Melihat dunia akan mengalami kiamat, Wisnu menjelma menjadi babi hutan yang memiliki dua taring panjang mencuat dengan tujuan menopang bumi yang dijatuhkan oleh Hiranyaksa. Usaha penyelamatan yang dilakukan Waraha tidak berlangsung lancar karena dihadang oleh Hiranyaksa. Maka terjadilah pertempuran sengit antara raksasa Hiranyaksa melawan Dewa Wisnu. Konon pertarungan ini terjadi ribuan tahun yang lalu dan memakan waktu ribuan tahun pula.
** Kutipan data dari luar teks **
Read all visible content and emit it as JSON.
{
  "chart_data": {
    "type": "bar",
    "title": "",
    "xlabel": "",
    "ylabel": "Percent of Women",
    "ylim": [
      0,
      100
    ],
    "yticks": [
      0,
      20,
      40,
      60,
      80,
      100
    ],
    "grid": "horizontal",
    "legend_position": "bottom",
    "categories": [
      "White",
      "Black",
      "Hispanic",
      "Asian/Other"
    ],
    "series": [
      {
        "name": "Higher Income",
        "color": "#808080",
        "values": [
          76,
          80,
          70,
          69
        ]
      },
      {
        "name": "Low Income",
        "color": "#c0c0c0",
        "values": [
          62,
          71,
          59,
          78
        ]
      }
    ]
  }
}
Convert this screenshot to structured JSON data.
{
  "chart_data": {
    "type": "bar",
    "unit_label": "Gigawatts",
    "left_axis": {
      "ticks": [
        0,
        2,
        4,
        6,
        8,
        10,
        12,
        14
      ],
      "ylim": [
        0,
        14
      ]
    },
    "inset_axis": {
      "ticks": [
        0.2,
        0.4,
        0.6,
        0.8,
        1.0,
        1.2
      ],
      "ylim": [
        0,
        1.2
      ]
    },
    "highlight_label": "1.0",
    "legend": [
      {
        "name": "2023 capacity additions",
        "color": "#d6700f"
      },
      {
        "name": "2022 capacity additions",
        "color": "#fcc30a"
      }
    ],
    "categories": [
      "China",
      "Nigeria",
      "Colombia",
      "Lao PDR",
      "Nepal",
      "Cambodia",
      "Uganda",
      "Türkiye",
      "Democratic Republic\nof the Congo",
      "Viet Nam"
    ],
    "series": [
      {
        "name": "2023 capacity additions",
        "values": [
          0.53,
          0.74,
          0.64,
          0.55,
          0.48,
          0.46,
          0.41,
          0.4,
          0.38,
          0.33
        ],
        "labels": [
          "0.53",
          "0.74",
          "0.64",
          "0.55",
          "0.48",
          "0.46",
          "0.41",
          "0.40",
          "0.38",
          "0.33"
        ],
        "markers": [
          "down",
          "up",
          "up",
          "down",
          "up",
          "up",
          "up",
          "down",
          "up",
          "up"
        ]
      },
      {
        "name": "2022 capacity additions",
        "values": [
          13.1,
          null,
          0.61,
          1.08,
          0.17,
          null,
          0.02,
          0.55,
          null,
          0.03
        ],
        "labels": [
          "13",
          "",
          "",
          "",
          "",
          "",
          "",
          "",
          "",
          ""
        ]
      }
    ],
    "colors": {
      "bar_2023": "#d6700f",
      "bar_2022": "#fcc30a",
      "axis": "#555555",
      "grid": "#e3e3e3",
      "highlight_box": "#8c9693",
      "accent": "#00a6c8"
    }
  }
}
Pada akhirnya, Dewa Wisnu yang menang.
Setelah Beliau memenangkan pertarungan, Beliau mengangkat bumi yang bulat seperti bola dengan dua taringnya yang panjang mencuat, dari lautan kosmik, dan meletakkan kembali bumi pada orbitnya. Setelah itu, Dewa Wisnu menikahi Dewi Pertiwi dalam wujud awatara tersebut.
Waraha Awatara dilukiskan sebagai babi hutan yang membawa planet bumi dengan kedua taringnya dan meletakkannya di atas hidung, di depan mata. Kadangkala dilukiskan sebagai manusia berkepala babi hutan, dengan dua taring menyangga bola dunia, bertangan empat, masing-masing membawa: cakra, terompet dari kulit kerang (sangkakala), teratai, dan gada.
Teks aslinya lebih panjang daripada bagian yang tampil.